A deep recurrent neural network approach to learn sequence similarities for user-identification
Stefan Vamosi, Thomas Reutterer, Michael Platzer
Abstract
The evolving digital economy entails multifaceted behavioral tracking data such as internet clickstreams, location trajectories, or taste preferences revealed by music or video streaming. Organizations are increasingly interested in using such data streams to profile customers based on their behavioral similarities for targeting purposes. However, measuring similarities in sequential data is a challenging task.

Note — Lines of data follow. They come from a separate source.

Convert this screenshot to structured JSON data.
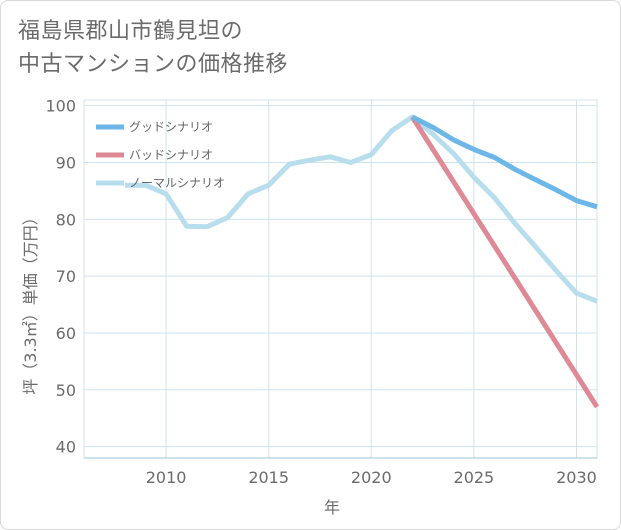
{
  "title_line1": "福島県郡山市鶴見坦の",
  "title_line2": "中古マンションの価格推移",
  "chart_data": {
    "type": "line",
    "xlabel": "年",
    "ylabel": "坪（3.3㎡）単価（万円）",
    "xlim": [
      2006,
      2031
    ],
    "ylim": [
      38,
      101
    ],
    "x_ticks": [
      2010,
      2015,
      2020,
      2025,
      2030
    ],
    "y_ticks": [
      40,
      50,
      60,
      70,
      80,
      90,
      100
    ],
    "grid": true,
    "legend_position": "top-left",
    "series": [
      {
        "name": "グッドシナリオ",
        "color": "#6cb6e8",
        "x": [
          2022,
          2023,
          2024,
          2025,
          2026,
          2027,
          2028,
          2029,
          2030,
          2031
        ],
        "values": [
          98,
          96.2,
          94,
          92.3,
          90.9,
          88.8,
          87,
          85.2,
          83.3,
          82.2
        ]
      },
      {
        "name": "バッドシナリオ",
        "color": "#de8a96",
        "x": [
          2022,
          2031
        ],
        "values": [
          98,
          47
        ]
      },
      {
        "name": "ノーマルシナリオ",
        "color": "#b8deee",
        "x": [
          2008,
          2009,
          2010,
          2011,
          2012,
          2013,
          2014,
          2015,
          2016,
          2017,
          2018,
          2019,
          2020,
          2021,
          2022,
          2023,
          2024,
          2025,
          2026,
          2027,
          2028,
          2029,
          2030,
          2031
        ],
        "values": [
          86,
          86,
          84.5,
          78.8,
          78.7,
          80.3,
          84.5,
          86,
          89.7,
          90.4,
          91,
          90,
          91.4,
          95.6,
          98,
          95,
          91.6,
          87.4,
          83.8,
          79.3,
          75.2,
          71,
          67,
          65.6
        ]
      }
    ]
  }
}
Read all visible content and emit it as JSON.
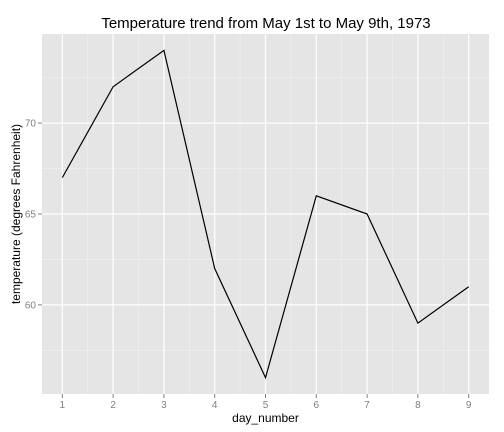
{
  "chart_data": {
    "type": "line",
    "title": "Temperature trend from May 1st to May 9th, 1973",
    "xlabel": "day_number",
    "ylabel": "temperature (degrees Fahrenheit)",
    "x": [
      1,
      2,
      3,
      4,
      5,
      6,
      7,
      8,
      9
    ],
    "series": [
      {
        "values": [
          67,
          72,
          74,
          62,
          56,
          66,
          65,
          59,
          61
        ]
      }
    ],
    "x_ticks": [
      "1",
      "2",
      "3",
      "4",
      "5",
      "6",
      "7",
      "8",
      "9"
    ],
    "y_ticks": [
      "60",
      "65",
      "70"
    ],
    "xlim": [
      0.6,
      9.4
    ],
    "ylim": [
      55.1,
      74.9
    ],
    "grid": true,
    "colors": {
      "panel_background": "#e5e5e5",
      "grid_major": "#ffffff",
      "grid_minor": "#f2f2f2",
      "line": "#000000",
      "tick_text": "#7f7f7f"
    }
  }
}
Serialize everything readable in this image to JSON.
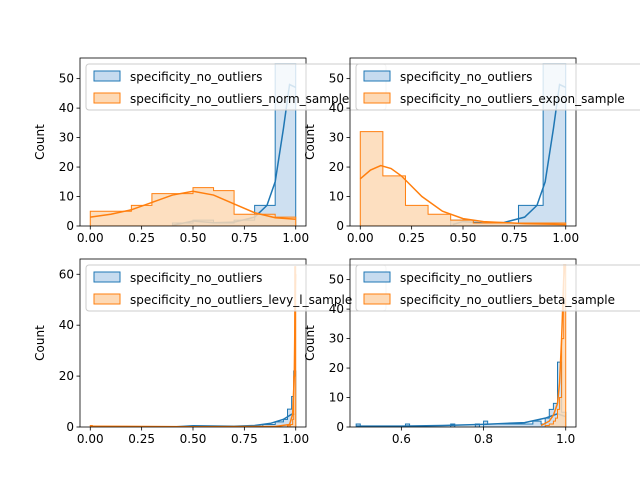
{
  "colors": {
    "c0": "#1f77b4",
    "c1": "#ff7f0e",
    "c0_fill": "#c6dbef",
    "c1_fill": "#fdd9b5"
  },
  "chart_data": [
    {
      "type": "histogram",
      "ylabel": "Count",
      "xlim": [
        -0.05,
        1.05
      ],
      "ylim": [
        0,
        57
      ],
      "xticks": [
        0.0,
        0.25,
        0.5,
        0.75,
        1.0
      ],
      "xtick_labels": [
        "0.00",
        "0.25",
        "0.50",
        "0.75",
        "1.00"
      ],
      "yticks": [
        0,
        10,
        20,
        30,
        40,
        50
      ],
      "legend_loc": "upper-left",
      "series": [
        {
          "name": "specificity_no_outliers",
          "color": "c0",
          "bins": [
            0.0,
            0.1,
            0.2,
            0.3,
            0.4,
            0.5,
            0.6,
            0.7,
            0.8,
            0.9,
            1.0
          ],
          "counts": [
            0,
            0,
            0,
            0,
            1,
            2,
            1,
            2,
            7,
            55
          ],
          "kde": [
            [
              0.4,
              0.2
            ],
            [
              0.5,
              1.7
            ],
            [
              0.6,
              1.1
            ],
            [
              0.7,
              1.3
            ],
            [
              0.8,
              3
            ],
            [
              0.86,
              7
            ],
            [
              0.9,
              15
            ],
            [
              0.94,
              33
            ],
            [
              0.97,
              48
            ],
            [
              1.0,
              47
            ]
          ]
        },
        {
          "name": "specificity_no_outliers_norm_sample",
          "color": "c1",
          "bins": [
            0.0,
            0.1,
            0.2,
            0.3,
            0.4,
            0.5,
            0.6,
            0.7,
            0.8,
            0.9,
            1.0
          ],
          "counts": [
            5,
            5,
            7,
            11,
            11,
            13,
            12,
            4,
            4,
            3
          ],
          "kde": [
            [
              0.0,
              3
            ],
            [
              0.1,
              4
            ],
            [
              0.2,
              5.5
            ],
            [
              0.3,
              8
            ],
            [
              0.4,
              10.5
            ],
            [
              0.5,
              11.8
            ],
            [
              0.6,
              10.5
            ],
            [
              0.7,
              7.5
            ],
            [
              0.8,
              4.5
            ],
            [
              0.9,
              2.8
            ],
            [
              1.0,
              2.3
            ]
          ]
        }
      ]
    },
    {
      "type": "histogram",
      "ylabel": "Count",
      "xlim": [
        -0.05,
        1.05
      ],
      "ylim": [
        0,
        57
      ],
      "xticks": [
        0.0,
        0.25,
        0.5,
        0.75,
        1.0
      ],
      "xtick_labels": [
        "0.00",
        "0.25",
        "0.50",
        "0.75",
        "1.00"
      ],
      "yticks": [
        0,
        10,
        20,
        30,
        40,
        50
      ],
      "legend_loc": "upper-left",
      "series": [
        {
          "name": "specificity_no_outliers",
          "color": "c0",
          "bins": [
            0.0,
            0.11,
            0.22,
            0.33,
            0.44,
            0.55,
            0.66,
            0.77,
            0.89,
            1.0
          ],
          "counts": [
            0,
            0,
            0,
            0,
            2,
            1,
            1,
            7,
            55
          ],
          "kde": [
            [
              0.45,
              0.5
            ],
            [
              0.5,
              1.5
            ],
            [
              0.6,
              1
            ],
            [
              0.7,
              1.2
            ],
            [
              0.8,
              3
            ],
            [
              0.86,
              7
            ],
            [
              0.9,
              15
            ],
            [
              0.94,
              33
            ],
            [
              0.97,
              48
            ],
            [
              1.0,
              47
            ]
          ]
        },
        {
          "name": "specificity_no_outliers_expon_sample",
          "color": "c1",
          "bins": [
            0.0,
            0.11,
            0.22,
            0.33,
            0.44,
            0.55,
            0.66,
            0.77,
            0.89,
            1.0
          ],
          "counts": [
            32,
            17,
            7,
            4,
            2,
            1,
            1,
            1,
            1
          ],
          "kde": [
            [
              0.0,
              16
            ],
            [
              0.05,
              19
            ],
            [
              0.1,
              20.5
            ],
            [
              0.15,
              19.5
            ],
            [
              0.2,
              17
            ],
            [
              0.3,
              10
            ],
            [
              0.4,
              5
            ],
            [
              0.5,
              2.5
            ],
            [
              0.6,
              1.5
            ],
            [
              0.8,
              0.8
            ],
            [
              1.0,
              0.5
            ]
          ]
        }
      ]
    },
    {
      "type": "histogram",
      "ylabel": "Count",
      "xlim": [
        -0.05,
        1.05
      ],
      "ylim": [
        0,
        66
      ],
      "xticks": [
        0.0,
        0.25,
        0.5,
        0.75,
        1.0
      ],
      "xtick_labels": [
        "0.00",
        "0.25",
        "0.50",
        "0.75",
        "1.00"
      ],
      "yticks": [
        0,
        20,
        40,
        60
      ],
      "legend_loc": "upper-left",
      "series": [
        {
          "name": "specificity_no_outliers",
          "color": "c0",
          "bins": [
            0.5,
            0.84,
            0.86,
            0.88,
            0.9,
            0.92,
            0.94,
            0.96,
            0.98,
            0.99,
            1.0
          ],
          "counts": [
            0.3,
            1,
            1,
            1,
            2,
            2,
            3,
            7,
            12,
            22
          ],
          "kde": [
            [
              0.0,
              0
            ],
            [
              0.4,
              0
            ],
            [
              0.5,
              0.5
            ],
            [
              0.7,
              0.3
            ],
            [
              0.8,
              0.6
            ],
            [
              0.88,
              1.5
            ],
            [
              0.94,
              3
            ],
            [
              0.98,
              5
            ],
            [
              1.0,
              5
            ]
          ]
        },
        {
          "name": "specificity_no_outliers_levy_l_sample",
          "color": "c1",
          "bins": [
            0.0,
            0.01,
            0.96,
            0.975,
            0.985,
            0.99,
            0.995,
            1.0
          ],
          "counts": [
            0.6,
            0,
            0.5,
            1,
            3,
            20,
            63
          ],
          "kde": [
            [
              0.0,
              0.3
            ],
            [
              0.5,
              0.1
            ],
            [
              0.9,
              0.2
            ],
            [
              0.97,
              1
            ],
            [
              0.985,
              5
            ],
            [
              0.993,
              20
            ],
            [
              0.998,
              55
            ],
            [
              1.0,
              60
            ]
          ]
        }
      ]
    },
    {
      "type": "histogram",
      "ylabel": "Count",
      "xlim": [
        0.475,
        1.025
      ],
      "ylim": [
        0,
        57
      ],
      "xticks": [
        0.6,
        0.8,
        1.0
      ],
      "xtick_labels": [
        "0.6",
        "0.8",
        "1.0"
      ],
      "yticks": [
        0,
        10,
        20,
        30,
        40,
        50
      ],
      "legend_loc": "upper-left",
      "series": [
        {
          "name": "specificity_no_outliers",
          "color": "c0",
          "bins": [
            0.49,
            0.5,
            0.61,
            0.62,
            0.72,
            0.73,
            0.78,
            0.79,
            0.8,
            0.81,
            0.82,
            0.84,
            0.86,
            0.88,
            0.9,
            0.92,
            0.94,
            0.95,
            0.96,
            0.97,
            0.98,
            0.99,
            1.0
          ],
          "counts": [
            1,
            0,
            1,
            0,
            1,
            0,
            1,
            0,
            2,
            1,
            1,
            1,
            1,
            1,
            1,
            2,
            1,
            3,
            6,
            8,
            22,
            5
          ],
          "kde": [
            [
              0.49,
              0.3
            ],
            [
              0.6,
              0.3
            ],
            [
              0.7,
              0.5
            ],
            [
              0.8,
              0.9
            ],
            [
              0.9,
              1.5
            ],
            [
              0.95,
              3
            ],
            [
              0.98,
              4.5
            ],
            [
              1.0,
              3.5
            ]
          ]
        },
        {
          "name": "specificity_no_outliers_beta_sample",
          "color": "c1",
          "bins": [
            0.95,
            0.96,
            0.97,
            0.975,
            0.98,
            0.985,
            0.99,
            0.995,
            1.0
          ],
          "counts": [
            0.5,
            1,
            2,
            3,
            6,
            10,
            30,
            55
          ],
          "kde": [
            [
              0.94,
              0.5
            ],
            [
              0.96,
              2
            ],
            [
              0.97,
              4
            ],
            [
              0.98,
              8
            ],
            [
              0.985,
              15
            ],
            [
              0.99,
              30
            ],
            [
              0.995,
              50
            ],
            [
              0.998,
              55
            ]
          ]
        }
      ]
    }
  ]
}
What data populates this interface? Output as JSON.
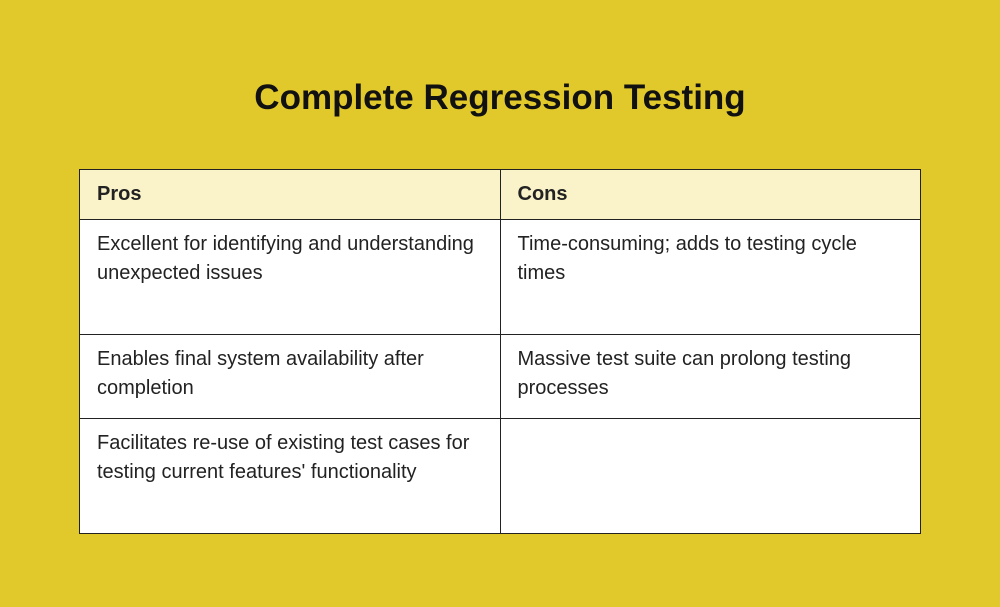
{
  "title": "Complete Regression Testing",
  "table": {
    "headers": [
      "Pros",
      "Cons"
    ],
    "rows": [
      [
        "Excellent for identifying and understanding unexpected issues",
        "Time-consuming; adds to testing cycle times"
      ],
      [
        "Enables final system availability after completion",
        "Massive test suite can prolong testing processes"
      ],
      [
        "Facilitates re-use of existing test cases for testing current features' functionality",
        ""
      ]
    ]
  },
  "colors": {
    "background": "#e2c92b",
    "header_background": "#faf2c8"
  }
}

We present a generic deep neural-network-based framework for quantifying the similarity of ordered sequences in observed event histories. This novel approach combines a specific type of recurrent neural nets with a triplet loss cost function used for network training. It yields an embedding space that serves as a similarity metric for complex sequential data, can handle multivariate sequential data and incorporate covariates. We empirically validate the derived similarity metric for user embeddings in the domain of re-identifying users in web browsing histories. We demonstrate its superior performance in discriminating users based on their behavioral browsing patterns by benchmarking against more conventional approaches to measure sequence similarity. In addition, we show that the methodology can be used for clustering sub-sequences and re-classifying users based on their observed clickstream behavior. Finally, we critically reflect benefits and possible downsides of the proposed framework, discuss extensions and promising future applications. An open-source reference implementation can be obtained from github.com/vamosi/tl_rnn.